Plumes of sediment, floating trash and pathogens that make once-swimmable water unsafe: pollution of all kinds continues to plague the Potomac River, as populations grow, pavement expands and stormwater runoff pushes various hazards into the 405-mile long waterway.

But for the Potomac Conservancy, a boost in incentives, assistance and enforcement just might save the nation’s river.

Image courtesy kryn13/Flickr

According to the advocacy group’s sixth annual State of the Nation’s River report, “too many stretches of the Potomac River are still too polluted to allow you to safely swim, boat or fish, or to support healthy populations of fish and other aquatic life.”

The cause? A “pending storm” of population pressure and development, said Potomac Conservancy President Hedrick Belin.

For Belin, more people means more development. More development means more pavement. And more pavement means more stormwater runoff.

The fastest growing source of pollution into the Chesapeake Bay, stormwater runoff is rainfall that picks up pollutants—in the Potomac River’s case, nutrients, sediment, pathogens and chemicals—as it flows across roads, parking lots, lawns and golf courses. It carries these pollutants into storm drains and rivers and streams, posing a threat to marine life and human health.

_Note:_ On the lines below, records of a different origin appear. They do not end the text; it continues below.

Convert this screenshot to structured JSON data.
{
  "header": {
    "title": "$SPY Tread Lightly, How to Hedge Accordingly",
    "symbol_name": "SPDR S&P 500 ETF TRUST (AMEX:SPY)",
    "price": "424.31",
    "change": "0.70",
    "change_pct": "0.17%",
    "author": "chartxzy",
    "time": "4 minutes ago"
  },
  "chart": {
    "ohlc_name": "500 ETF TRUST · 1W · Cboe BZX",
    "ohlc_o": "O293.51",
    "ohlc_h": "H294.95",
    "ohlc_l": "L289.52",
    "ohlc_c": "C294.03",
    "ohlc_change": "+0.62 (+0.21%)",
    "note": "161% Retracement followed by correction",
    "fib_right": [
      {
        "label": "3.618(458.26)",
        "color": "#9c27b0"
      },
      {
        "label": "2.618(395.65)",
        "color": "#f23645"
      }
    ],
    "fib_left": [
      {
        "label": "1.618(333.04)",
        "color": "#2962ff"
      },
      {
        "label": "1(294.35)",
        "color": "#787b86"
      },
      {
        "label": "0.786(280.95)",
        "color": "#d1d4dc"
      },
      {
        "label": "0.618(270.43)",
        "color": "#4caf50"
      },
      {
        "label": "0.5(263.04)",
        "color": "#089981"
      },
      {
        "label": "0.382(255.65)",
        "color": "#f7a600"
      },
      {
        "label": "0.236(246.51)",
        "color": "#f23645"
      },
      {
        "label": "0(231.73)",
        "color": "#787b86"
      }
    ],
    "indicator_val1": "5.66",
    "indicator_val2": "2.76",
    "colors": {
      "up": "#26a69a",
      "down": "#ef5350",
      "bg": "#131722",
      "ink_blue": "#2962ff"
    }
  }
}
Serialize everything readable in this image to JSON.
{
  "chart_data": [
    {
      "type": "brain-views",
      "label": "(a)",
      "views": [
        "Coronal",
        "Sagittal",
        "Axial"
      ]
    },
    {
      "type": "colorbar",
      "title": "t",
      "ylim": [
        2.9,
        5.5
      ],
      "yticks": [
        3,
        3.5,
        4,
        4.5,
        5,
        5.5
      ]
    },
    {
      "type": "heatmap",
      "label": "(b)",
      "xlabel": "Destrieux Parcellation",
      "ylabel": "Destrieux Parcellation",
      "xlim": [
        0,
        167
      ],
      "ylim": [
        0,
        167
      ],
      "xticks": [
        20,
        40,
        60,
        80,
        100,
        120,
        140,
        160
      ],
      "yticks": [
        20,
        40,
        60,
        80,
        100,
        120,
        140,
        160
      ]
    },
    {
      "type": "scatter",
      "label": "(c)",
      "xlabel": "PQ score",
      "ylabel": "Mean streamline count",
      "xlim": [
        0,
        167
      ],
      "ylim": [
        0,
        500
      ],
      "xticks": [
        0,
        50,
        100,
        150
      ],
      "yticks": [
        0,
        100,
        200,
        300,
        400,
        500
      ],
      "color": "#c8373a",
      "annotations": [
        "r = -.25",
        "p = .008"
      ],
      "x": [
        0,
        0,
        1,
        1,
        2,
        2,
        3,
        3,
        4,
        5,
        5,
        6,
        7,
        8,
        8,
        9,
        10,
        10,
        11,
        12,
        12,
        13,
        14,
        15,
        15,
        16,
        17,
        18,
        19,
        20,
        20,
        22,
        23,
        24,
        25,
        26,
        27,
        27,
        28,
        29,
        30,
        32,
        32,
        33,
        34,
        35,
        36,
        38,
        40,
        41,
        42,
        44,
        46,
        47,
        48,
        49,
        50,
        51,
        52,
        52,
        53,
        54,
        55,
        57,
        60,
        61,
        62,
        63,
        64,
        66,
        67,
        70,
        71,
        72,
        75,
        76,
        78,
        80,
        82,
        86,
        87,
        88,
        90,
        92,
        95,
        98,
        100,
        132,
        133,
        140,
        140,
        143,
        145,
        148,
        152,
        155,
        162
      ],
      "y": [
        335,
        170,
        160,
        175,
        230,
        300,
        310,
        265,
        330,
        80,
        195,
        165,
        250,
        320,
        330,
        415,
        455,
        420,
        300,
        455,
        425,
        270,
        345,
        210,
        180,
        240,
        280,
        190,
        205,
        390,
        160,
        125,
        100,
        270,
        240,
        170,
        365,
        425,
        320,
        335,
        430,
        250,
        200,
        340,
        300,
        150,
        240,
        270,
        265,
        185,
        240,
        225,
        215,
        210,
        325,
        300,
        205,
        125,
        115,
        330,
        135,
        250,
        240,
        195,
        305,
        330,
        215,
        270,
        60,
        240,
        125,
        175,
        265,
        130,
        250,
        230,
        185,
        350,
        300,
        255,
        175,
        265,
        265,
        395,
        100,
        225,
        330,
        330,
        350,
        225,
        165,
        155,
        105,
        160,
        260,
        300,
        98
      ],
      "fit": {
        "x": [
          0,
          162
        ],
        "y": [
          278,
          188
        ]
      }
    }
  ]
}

But cities and towns throughout the Potomac River basin are curbing stormwater runoff by minimizing their disturbances to the land. And it is this local, land-based action—the installation of rain barrels and green roofs, the protection of forests and natural spaces, the passing of pollution permits in urban centers—that the Conservancy thinks will push the river in the right direction.

In the report, the Conservancy calls on state and local decision-makers to strengthen pollution regulations, increase clean water funding and improve pollution-reduction incentives and technical assistance.

“The Potomac Conservancy is advocating for river-friendly land-use policies and decisions, especially at the local level,” Belin said. “Because defending the river requires protecting the land that surrounds it.”